Providers face uncertain guidance, certain scrutiny
The Rural Health Transformation Program (RHTP) is subject to Uniform Guidance and Single Audit requirements. RHTP recipients should treat documentation and audit readiness as front-end compliance requirements, not year-end cleanup tasks. Learn what providers should document to maintain compliance and prepare for audit scrutiny as funds are received and used.
What is the Rural Health Transformation Program?
RHTP is a $50 billion federal initiative administered by the Centers for Medicare & Medicaid Services that distributes funding to states over five years beginning in fiscal year 2026. Its purpose is to improve access, quality, and sustainability of rural healthcare. RHTP funds are federal financial assistance subject to Uniform Guidance (2 CFR Part 200), including Single Audit requirements.
A Historic Investment with Accelerated Expectations
RHPT represents one of the largest federal investments in rural healthcare to date.
While the size and ambition of the program are unprecedented, the pace of implementation is equally notable. States began receiving funding in early 2026 following approval of their transformation plans, and many are now under significant pressure to deploy and obligate funds within compressed timelines. At the same time, subrecipient funding opportunities are actively being released, with providers, health systems, and community organizations moving quickly to access available dollars.

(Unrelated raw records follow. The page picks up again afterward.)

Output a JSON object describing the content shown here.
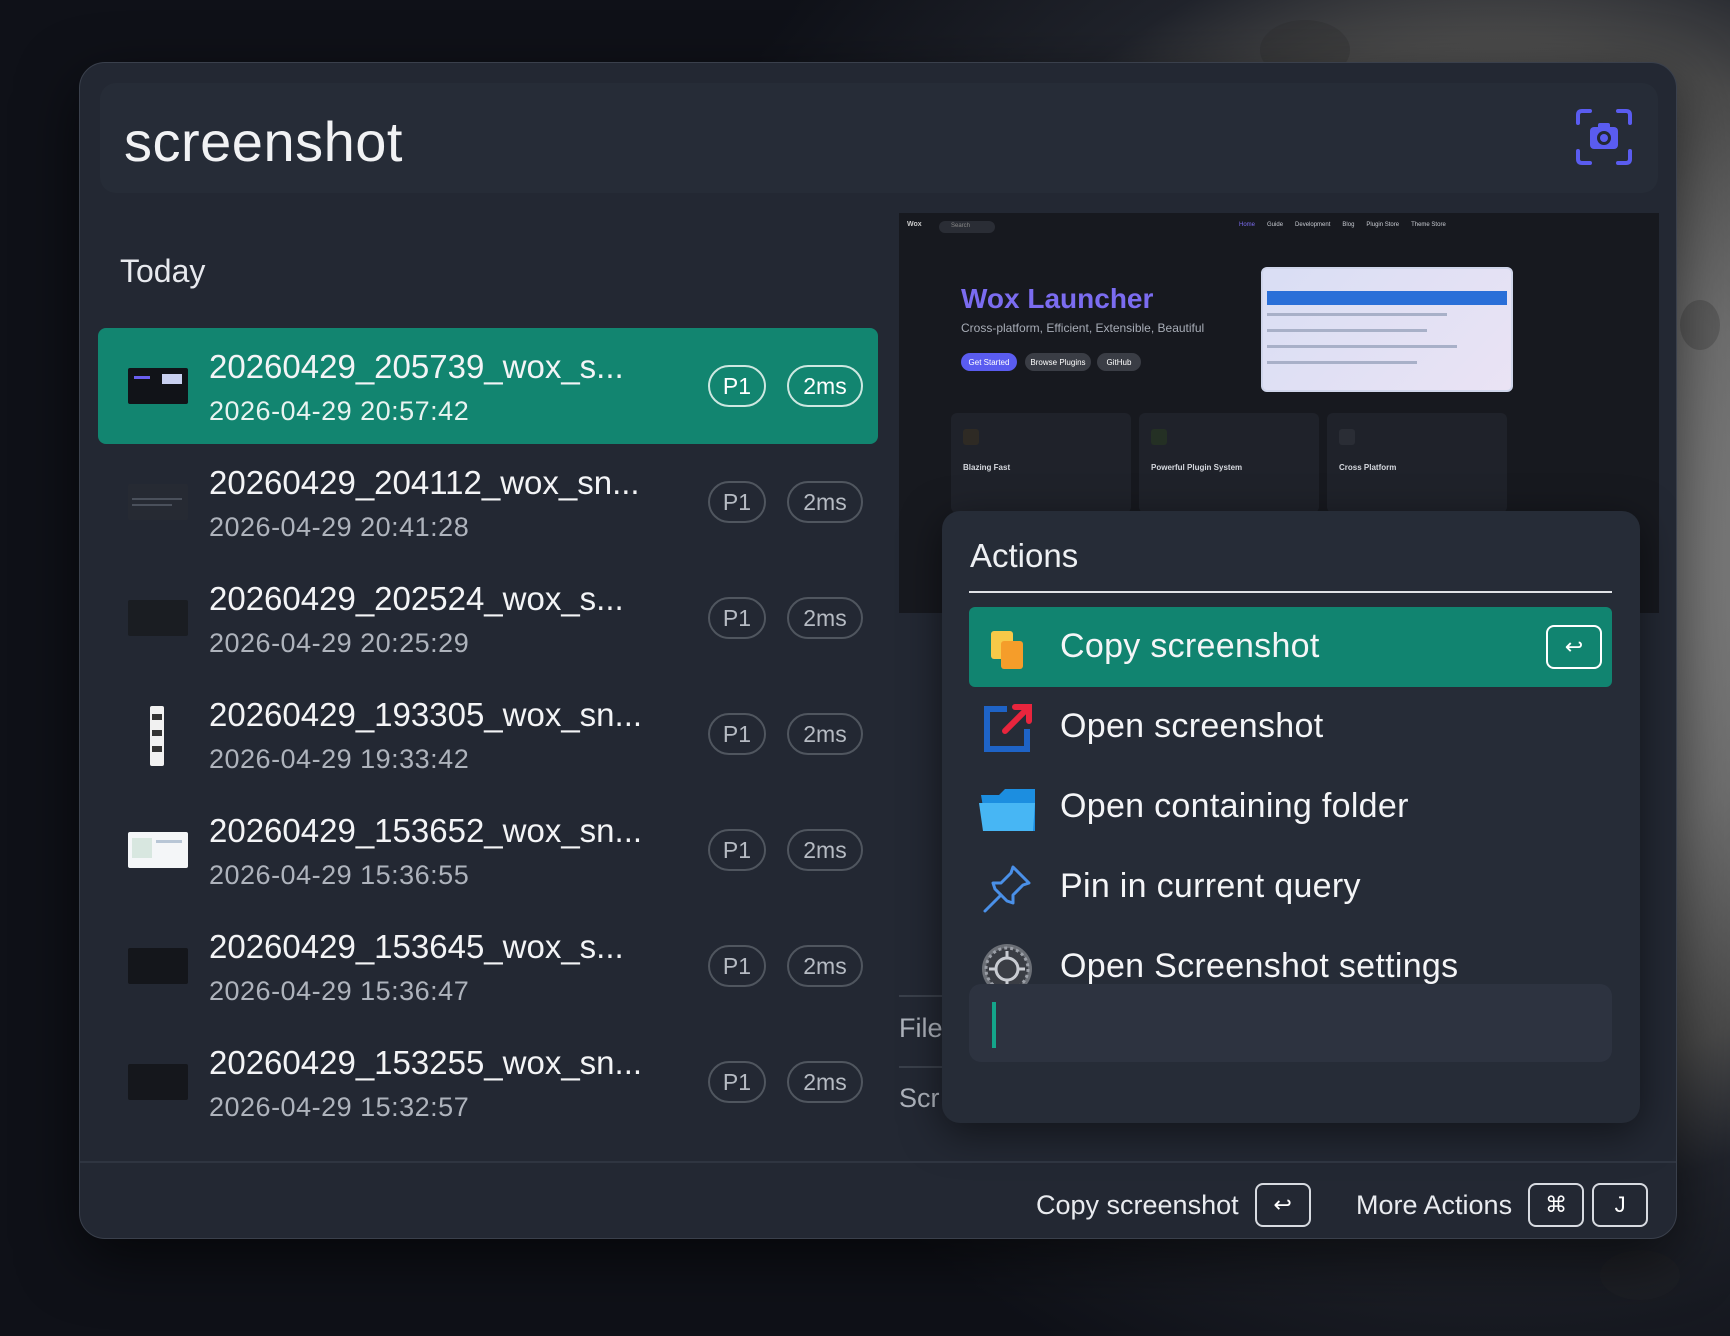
{
  "query": {
    "text": "screenshot",
    "icon": "camera-icon",
    "accent": "#5a5cf0"
  },
  "group": {
    "title": "Today"
  },
  "results": [
    {
      "title": "20260429_205739_wox_s...",
      "subtitle": "2026-04-29 20:57:42",
      "tag1": "P1",
      "tag2": "2ms",
      "active": true
    },
    {
      "title": "20260429_204112_wox_sn...",
      "subtitle": "2026-04-29 20:41:28",
      "tag1": "P1",
      "tag2": "2ms"
    },
    {
      "title": "20260429_202524_wox_s...",
      "subtitle": "2026-04-29 20:25:29",
      "tag1": "P1",
      "tag2": "2ms"
    },
    {
      "title": "20260429_193305_wox_sn...",
      "subtitle": "2026-04-29 19:33:42",
      "tag1": "P1",
      "tag2": "2ms"
    },
    {
      "title": "20260429_153652_wox_sn...",
      "subtitle": "2026-04-29 15:36:55",
      "tag1": "P1",
      "tag2": "2ms"
    },
    {
      "title": "20260429_153645_wox_s...",
      "subtitle": "2026-04-29 15:36:47",
      "tag1": "P1",
      "tag2": "2ms"
    },
    {
      "title": "20260429_153255_wox_sn...",
      "subtitle": "2026-04-29 15:32:57",
      "tag1": "P1",
      "tag2": "2ms"
    }
  ],
  "preview": {
    "title": "Wox Launcher",
    "subtitle": "Cross-platform, Efficient, Extensible, Beautiful",
    "buttons": [
      "Get Started",
      "Browse Plugins",
      "GitHub"
    ],
    "nav": [
      "Home",
      "Guide",
      "Development",
      "Blog",
      "Plugin Store",
      "Theme Store"
    ],
    "cards": [
      "Blazing Fast",
      "Powerful Plugin System",
      "Cross Platform"
    ],
    "logo": "Wox",
    "search": "Search"
  },
  "details": {
    "file_label": "File",
    "scr_label": "Scr"
  },
  "actions": {
    "title": "Actions",
    "items": [
      {
        "label": "Copy screenshot",
        "icon": "copy-icon",
        "key": "↩",
        "active": true
      },
      {
        "label": "Open screenshot",
        "icon": "open-external-icon"
      },
      {
        "label": "Open containing folder",
        "icon": "folder-icon"
      },
      {
        "label": "Pin in current query",
        "icon": "pin-icon"
      },
      {
        "label": "Open Screenshot settings",
        "icon": "settings-gear-icon"
      }
    ],
    "filter_value": ""
  },
  "footer": {
    "primary_label": "Copy screenshot",
    "primary_key": "↩",
    "more_label": "More Actions",
    "more_key1": "⌘",
    "more_key2": "J"
  },
  "colors": {
    "selection": "#128570",
    "window_bg": "#232833",
    "panel_bg": "#262c37"
  }
}
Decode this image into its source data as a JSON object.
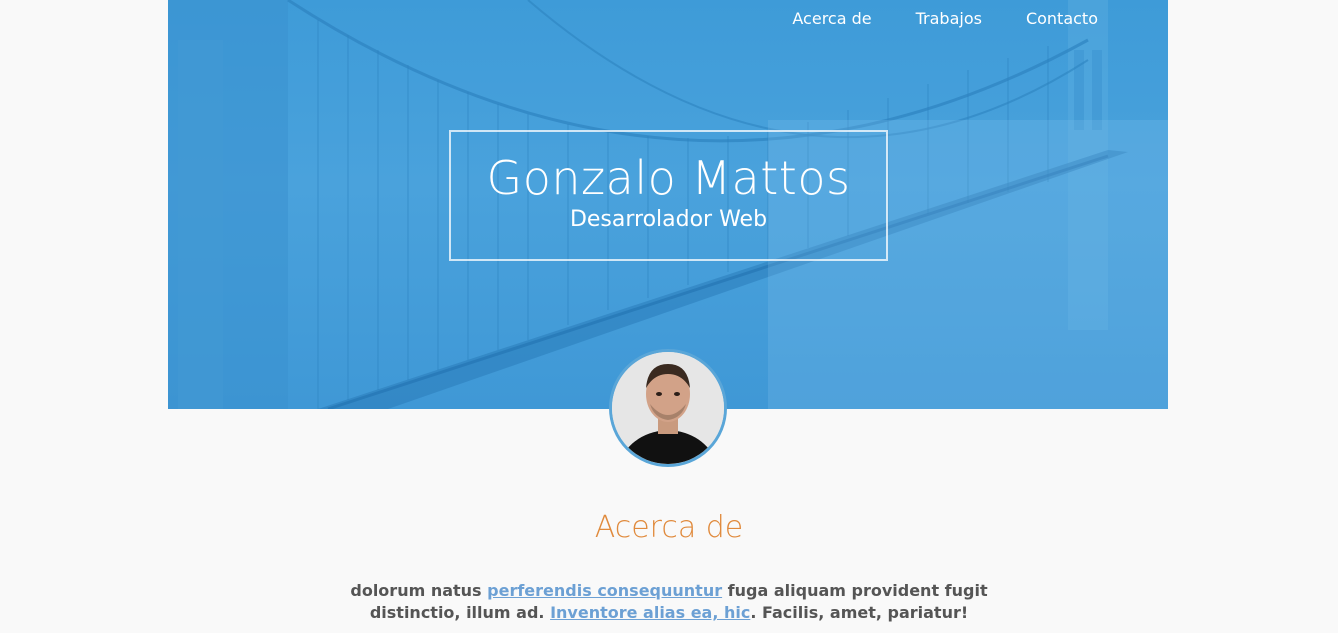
{
  "nav": {
    "items": [
      {
        "label": "Acerca de"
      },
      {
        "label": "Trabajos"
      },
      {
        "label": "Contacto"
      }
    ]
  },
  "hero": {
    "name": "Gonzalo Mattos",
    "role": "Desarrolador Web"
  },
  "about": {
    "title": "Acerca de",
    "text_1": "dolorum natus ",
    "link_1": "perferendis consequuntur",
    "text_2": " fuga aliquam provident fugit distinctio, illum ad. ",
    "link_2": "Inventore alias ea, hic",
    "text_3": ". Facilis, amet, pariatur!"
  },
  "colors": {
    "hero_blue": "#3e9bd8",
    "accent_orange": "#e08a3c",
    "link_blue": "#6ca0d4",
    "body_text": "#555555"
  }
}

This situation creates a familiar challenge: Funding must be deployed immediately, while detailed regulatory guidance continues to evolve.
A New Program with Familiar Compliance Requirements
Although RHTP is a new program, the Uniform Guidance compliance framework governing it is not.
Under Uniform Guidance:
- Non-federal entities expending $1 million or more in federal awards annually are required to undergo a Single Audit.

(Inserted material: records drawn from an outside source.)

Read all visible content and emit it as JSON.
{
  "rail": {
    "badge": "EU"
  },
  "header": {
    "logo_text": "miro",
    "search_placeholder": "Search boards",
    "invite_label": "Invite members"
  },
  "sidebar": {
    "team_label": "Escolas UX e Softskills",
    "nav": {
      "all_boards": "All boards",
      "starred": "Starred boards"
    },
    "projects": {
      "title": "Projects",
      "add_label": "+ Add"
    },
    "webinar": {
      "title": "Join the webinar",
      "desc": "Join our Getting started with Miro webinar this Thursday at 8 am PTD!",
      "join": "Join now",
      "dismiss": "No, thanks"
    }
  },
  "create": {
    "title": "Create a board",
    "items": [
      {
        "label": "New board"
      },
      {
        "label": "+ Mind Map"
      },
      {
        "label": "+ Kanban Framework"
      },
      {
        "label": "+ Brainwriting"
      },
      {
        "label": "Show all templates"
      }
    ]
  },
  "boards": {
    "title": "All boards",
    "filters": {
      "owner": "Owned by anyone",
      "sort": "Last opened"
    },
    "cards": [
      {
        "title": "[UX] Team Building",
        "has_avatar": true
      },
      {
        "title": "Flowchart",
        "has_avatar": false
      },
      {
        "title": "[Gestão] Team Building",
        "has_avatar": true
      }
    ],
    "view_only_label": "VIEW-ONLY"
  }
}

- A Single Audit includes both financial statement auditing and compliance testing of federal programs, with a focus on internal controls, allowable costs, and reporting accuracy.
In practice, this means organizations will be evaluated not only on how RHTP funds are being used but also on whether they can clearly demonstrate compliance through contemporaneous documentation, consistent application of policy, and effective internal controls.

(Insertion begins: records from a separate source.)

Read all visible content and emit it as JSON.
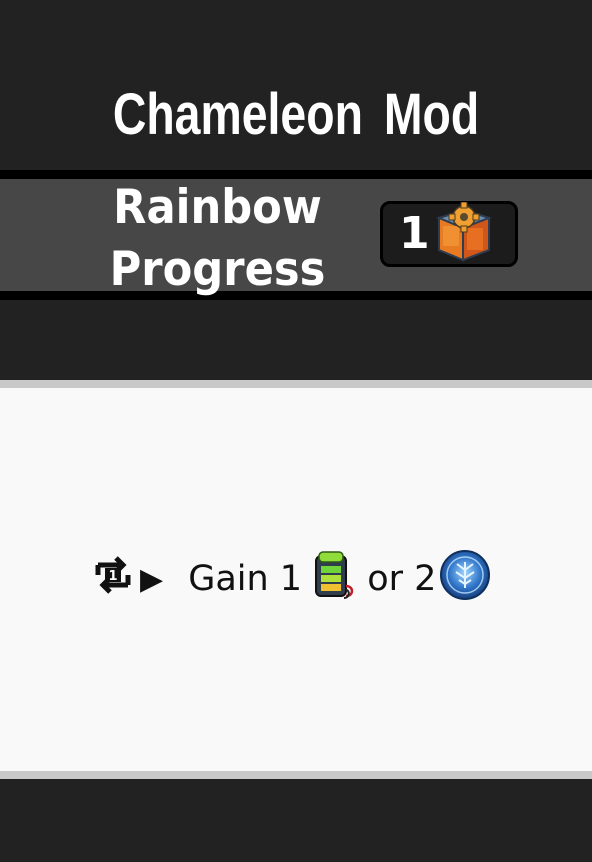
{
  "card": {
    "title": "Chameleon Mod",
    "name_line1": "Rainbow",
    "name_line2": "Progress",
    "cost": {
      "value": "1",
      "icon": "mech-part-crate-icon"
    },
    "effect": {
      "trigger_icon": "action-repeat-icon",
      "arrow": "▶",
      "gain_text": " Gain 1",
      "or_text": " or 2",
      "resource_1_icon": "battery-icon",
      "resource_2_icon": "blue-token-icon"
    }
  },
  "colors": {
    "background": "#222222",
    "band": "#474747",
    "card": "#f9f9f9",
    "separator": "#c9c9c9"
  }
}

For many RHTP recipients, particularly subrecipients such as smaller provider organizations, this audit requirement may represent their first experience operating under the full scope of federal grant compliance and audit scrutiny.
Key Distinctions from the Provider Relief Fund
Many providers are familiar with the COVID-19-era Provider Relief Fund (PRF). It provides a useful comparison point; however, key structural differences between PRF and RHTP have meaningful compliance implications:
- Funding structure
- PRF: Included prospective payments
- RHTP: Structured as a cost-reimbursable grant, requiring clear linkage between claimed expenditures and approved activities
- Distribution model
- PRF: Funds flowed directly from the federal government to providers
- RHTP: Funds are awarded to states, which in turn distribute funds to subrecipients, increasing layers of oversight and compliance responsibility
- Program design
- PRF: Federally prescribed eligibility and payment calculations
- RHTP: Requires state-developed transformation plans, introducing variability in requirements and interpretation
- Purpose of funding
- PRF: Focused on replacing lost revenue and covering pandemic-related costs
- RHTP: Designed to support long-term transformation and sustainability of rural health systems, often involving more complex, multi-year initiatives
Collectively, these distinctions elevate the importance of programmatic alignment, documentation, and internal controls, as PRF audits revealed.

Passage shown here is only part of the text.